Across Indiana, and the nation, hospitals are feeling the strain.

Healthcare workers are fatigued, and they are discouraged to see the numbers continue to rise.

Some frontline workers with Indiana University Health have created video diaries to describe what it is like to work in the ICU during the pandemic.

“I can describe the sound the zipper on a body bag makes,” said Brandie Kopsas-Kingsley, ICU nurse. “I know the feeling of my hand on a chest and the feeling of two minutes of CPR before the next pulse check.”

“I can describe with great detail the odd and very ugly of purple-ish grey you turn when your body is suffocating. So, for me, whereas I cannot understand the numbers, I can understand humans behind those numbers and that every single one of those was a life,” she said.
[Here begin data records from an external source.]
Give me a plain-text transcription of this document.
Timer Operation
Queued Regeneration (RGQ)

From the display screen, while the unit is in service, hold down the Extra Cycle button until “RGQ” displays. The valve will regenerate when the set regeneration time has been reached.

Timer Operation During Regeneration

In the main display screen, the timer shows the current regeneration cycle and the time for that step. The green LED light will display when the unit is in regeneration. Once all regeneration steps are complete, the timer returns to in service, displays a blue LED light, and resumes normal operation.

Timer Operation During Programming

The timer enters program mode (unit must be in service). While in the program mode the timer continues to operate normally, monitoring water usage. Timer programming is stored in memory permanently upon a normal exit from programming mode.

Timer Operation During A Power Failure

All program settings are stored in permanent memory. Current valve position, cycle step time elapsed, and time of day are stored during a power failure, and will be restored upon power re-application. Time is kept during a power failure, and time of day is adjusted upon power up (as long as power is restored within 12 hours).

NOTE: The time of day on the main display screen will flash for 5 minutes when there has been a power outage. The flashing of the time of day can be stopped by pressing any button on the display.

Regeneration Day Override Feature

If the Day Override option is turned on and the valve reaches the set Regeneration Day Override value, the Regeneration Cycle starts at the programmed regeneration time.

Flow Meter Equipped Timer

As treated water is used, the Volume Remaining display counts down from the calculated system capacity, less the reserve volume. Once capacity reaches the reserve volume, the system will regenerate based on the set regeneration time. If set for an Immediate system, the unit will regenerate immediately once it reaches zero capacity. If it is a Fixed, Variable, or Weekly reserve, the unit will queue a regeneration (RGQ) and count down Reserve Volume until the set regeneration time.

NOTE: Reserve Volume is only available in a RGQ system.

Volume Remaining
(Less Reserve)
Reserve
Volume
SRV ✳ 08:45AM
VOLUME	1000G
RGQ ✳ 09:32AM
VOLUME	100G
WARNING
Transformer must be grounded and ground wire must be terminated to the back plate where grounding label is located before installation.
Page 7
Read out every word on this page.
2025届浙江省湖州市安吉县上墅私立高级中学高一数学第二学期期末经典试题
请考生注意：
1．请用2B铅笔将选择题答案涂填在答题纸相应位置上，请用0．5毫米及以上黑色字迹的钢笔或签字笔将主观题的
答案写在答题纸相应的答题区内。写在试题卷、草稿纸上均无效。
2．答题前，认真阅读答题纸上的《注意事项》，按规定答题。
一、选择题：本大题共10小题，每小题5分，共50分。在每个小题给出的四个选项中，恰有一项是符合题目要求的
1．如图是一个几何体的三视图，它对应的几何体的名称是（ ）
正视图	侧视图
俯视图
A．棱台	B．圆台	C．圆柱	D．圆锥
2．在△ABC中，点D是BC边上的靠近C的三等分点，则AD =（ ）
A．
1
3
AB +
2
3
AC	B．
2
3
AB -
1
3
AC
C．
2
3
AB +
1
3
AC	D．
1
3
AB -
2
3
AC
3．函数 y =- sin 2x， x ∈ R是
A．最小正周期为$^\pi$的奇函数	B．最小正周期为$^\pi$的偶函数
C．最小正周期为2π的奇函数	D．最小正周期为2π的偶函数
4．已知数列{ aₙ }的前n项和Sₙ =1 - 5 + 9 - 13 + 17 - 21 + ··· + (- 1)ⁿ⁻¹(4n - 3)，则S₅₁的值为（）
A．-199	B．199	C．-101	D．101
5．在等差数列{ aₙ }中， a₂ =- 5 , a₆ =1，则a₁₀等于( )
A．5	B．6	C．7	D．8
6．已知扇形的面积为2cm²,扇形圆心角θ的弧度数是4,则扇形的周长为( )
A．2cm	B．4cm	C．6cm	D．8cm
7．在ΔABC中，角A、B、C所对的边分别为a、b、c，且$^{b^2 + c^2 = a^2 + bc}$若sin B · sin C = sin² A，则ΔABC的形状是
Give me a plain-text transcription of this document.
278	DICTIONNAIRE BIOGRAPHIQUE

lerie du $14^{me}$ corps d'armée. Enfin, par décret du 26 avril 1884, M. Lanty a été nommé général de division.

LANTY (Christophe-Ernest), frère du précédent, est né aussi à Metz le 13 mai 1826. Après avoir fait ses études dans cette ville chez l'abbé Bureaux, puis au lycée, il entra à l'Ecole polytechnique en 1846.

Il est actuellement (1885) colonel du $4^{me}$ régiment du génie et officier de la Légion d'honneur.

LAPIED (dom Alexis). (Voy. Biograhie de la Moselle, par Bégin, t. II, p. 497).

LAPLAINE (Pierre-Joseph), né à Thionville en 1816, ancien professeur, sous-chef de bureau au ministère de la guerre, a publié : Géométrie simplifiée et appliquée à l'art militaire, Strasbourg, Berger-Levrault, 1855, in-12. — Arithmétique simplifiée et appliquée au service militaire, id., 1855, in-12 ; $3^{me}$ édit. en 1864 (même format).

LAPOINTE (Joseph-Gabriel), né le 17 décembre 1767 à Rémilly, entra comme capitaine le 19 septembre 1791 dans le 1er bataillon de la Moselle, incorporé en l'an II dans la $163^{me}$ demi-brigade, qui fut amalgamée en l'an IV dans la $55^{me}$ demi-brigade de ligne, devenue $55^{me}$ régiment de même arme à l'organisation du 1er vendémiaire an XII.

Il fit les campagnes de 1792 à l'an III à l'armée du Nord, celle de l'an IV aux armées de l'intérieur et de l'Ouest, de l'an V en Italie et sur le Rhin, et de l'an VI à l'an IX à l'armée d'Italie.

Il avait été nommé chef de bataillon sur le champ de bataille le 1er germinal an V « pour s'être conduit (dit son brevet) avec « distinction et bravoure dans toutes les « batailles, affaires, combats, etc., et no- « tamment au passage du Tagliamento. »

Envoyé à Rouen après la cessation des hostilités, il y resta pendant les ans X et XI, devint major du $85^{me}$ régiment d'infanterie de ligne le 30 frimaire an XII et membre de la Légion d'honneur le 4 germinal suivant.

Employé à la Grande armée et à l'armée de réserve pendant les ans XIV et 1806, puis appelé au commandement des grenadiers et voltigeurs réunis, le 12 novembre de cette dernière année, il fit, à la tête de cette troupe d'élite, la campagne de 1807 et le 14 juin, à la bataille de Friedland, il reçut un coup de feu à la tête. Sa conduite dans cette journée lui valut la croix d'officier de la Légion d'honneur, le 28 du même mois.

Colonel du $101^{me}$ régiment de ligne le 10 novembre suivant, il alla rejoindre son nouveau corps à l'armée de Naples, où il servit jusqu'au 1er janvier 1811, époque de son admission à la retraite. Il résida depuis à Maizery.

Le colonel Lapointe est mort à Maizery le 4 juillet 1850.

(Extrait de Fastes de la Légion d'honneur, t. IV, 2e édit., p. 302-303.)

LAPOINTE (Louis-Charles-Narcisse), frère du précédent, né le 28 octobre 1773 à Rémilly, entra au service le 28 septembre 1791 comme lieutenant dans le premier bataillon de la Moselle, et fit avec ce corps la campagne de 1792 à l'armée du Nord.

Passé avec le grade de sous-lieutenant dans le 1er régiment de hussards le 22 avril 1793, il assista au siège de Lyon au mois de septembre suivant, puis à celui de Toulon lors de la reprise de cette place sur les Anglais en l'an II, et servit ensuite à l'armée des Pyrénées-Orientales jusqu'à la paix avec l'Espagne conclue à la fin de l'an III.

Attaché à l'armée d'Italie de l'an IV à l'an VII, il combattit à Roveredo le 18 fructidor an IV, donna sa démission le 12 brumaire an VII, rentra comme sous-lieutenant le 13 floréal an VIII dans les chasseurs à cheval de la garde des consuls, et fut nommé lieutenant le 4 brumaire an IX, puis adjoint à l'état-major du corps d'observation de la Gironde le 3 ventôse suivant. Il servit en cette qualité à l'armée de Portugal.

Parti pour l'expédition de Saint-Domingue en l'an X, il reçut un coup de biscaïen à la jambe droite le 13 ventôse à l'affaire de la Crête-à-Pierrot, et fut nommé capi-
One respiratory nurse at Eskenazi Hospital in Indianapolis continued to work even as her father fought COVID-19 at another ICU. She said he did not have any pre-existing conditions and he is doing much better.

“It was a roller coaster just seeing what I saw at work,” said Stephanie Collins.

As hospitals begin to reach their limit, healthcare workers are struggling with their own. Some worry they will not have places to put patients if the numbers do not start to go down.

“It is what we need to do,” said White. “I mean, to keep everybody safe and everybody healthy and it angers me that people are disregarding it.”